The exact extent to which the Chinese DF-17 hypersonic missile can do damage, and the state of its progress toward possible operational service, may still remain somewhat unknown. However, saying the U.S. Navy is likely to take the threat very seriously, could probably qualify as an understatement.
Carrier defenses are increasingly layered, multi-domain and equipped with new avenues of protection to include EW, laser interceptors and aerial nodes able to network threat information to surface ships. The question is, just how much could some of these new defensive innovations succeed in finding, tracking and destroying an approaching hypersonic weapon.
An interesting report in The Drive’s Warzone, claims that the DF-17 “carrier killer” can hit speeds of Mach 10, a speed reported to be 7,600 mph. While the DF-17’s guidance system or ultimate range are not specified by the report, The Drive does say that the weapon is capable of “advanced maneuvers,” and posits that a single shot of the weapon could likely disable, sink or destroy a U.S. Ford-class carrier.
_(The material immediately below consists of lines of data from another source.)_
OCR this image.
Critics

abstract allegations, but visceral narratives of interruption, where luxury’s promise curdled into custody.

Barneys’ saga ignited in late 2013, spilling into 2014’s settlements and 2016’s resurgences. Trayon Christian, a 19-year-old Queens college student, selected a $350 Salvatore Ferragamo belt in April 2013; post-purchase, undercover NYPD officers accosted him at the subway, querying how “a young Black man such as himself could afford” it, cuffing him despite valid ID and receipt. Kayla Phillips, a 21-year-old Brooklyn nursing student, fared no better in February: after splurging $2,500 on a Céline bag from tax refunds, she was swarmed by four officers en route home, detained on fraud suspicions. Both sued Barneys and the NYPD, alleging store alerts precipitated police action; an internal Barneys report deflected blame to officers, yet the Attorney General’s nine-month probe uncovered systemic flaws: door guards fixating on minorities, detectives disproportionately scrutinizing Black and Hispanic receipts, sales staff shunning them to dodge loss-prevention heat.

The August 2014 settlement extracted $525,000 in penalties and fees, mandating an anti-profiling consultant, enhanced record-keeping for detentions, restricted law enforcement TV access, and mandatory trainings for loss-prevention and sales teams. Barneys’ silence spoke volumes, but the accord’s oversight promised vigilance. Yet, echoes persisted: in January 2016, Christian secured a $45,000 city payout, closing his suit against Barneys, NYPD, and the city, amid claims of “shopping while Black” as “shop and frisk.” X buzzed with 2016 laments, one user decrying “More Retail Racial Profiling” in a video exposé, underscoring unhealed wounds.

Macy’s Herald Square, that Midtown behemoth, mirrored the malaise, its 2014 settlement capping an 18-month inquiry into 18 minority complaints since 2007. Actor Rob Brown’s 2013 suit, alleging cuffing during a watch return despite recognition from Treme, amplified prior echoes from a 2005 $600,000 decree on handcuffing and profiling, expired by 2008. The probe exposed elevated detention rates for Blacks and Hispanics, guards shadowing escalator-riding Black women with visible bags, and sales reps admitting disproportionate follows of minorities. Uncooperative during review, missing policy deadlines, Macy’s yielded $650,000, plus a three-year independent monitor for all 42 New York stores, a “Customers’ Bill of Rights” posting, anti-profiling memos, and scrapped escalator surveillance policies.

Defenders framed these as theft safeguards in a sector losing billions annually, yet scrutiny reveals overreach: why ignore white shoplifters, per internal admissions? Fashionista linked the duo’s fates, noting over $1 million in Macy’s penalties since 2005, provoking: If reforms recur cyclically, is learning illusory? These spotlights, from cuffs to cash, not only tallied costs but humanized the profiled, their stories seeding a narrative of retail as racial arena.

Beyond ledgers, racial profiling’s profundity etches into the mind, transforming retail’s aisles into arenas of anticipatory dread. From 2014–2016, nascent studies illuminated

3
Could advanced carrier defenses stop the weapon? Maybe, but any kind of defense would of course first and foremost rely upon an ability to discover, identify, track or simply find the approaching weapon. Is the weapon simply too fast for any integrated ship defense system to perform any kind of functional response? Maybe .. or maybe not.
U.S. Carrier Defenses
Depending upon speed and distance of detection, there are several variables which might offer ship-defenses an opportunity to avoid destruction. Even weapons traveling at Mach 10 will rely upon some kind of guidance system in order to be effective, a factor which introduces the question as to just how precise a weapon moving at that speed could be? That may be unknown, and the fastest weapon of all time, while not useless, is unlikely to accomplish much without advanced guidance and ability to hit moving targets.
The missile will likely emit some kind of electronic signal, at some point in its flight if even its launch point, something which might make it “jammable” or susceptible to some kind of EW defense.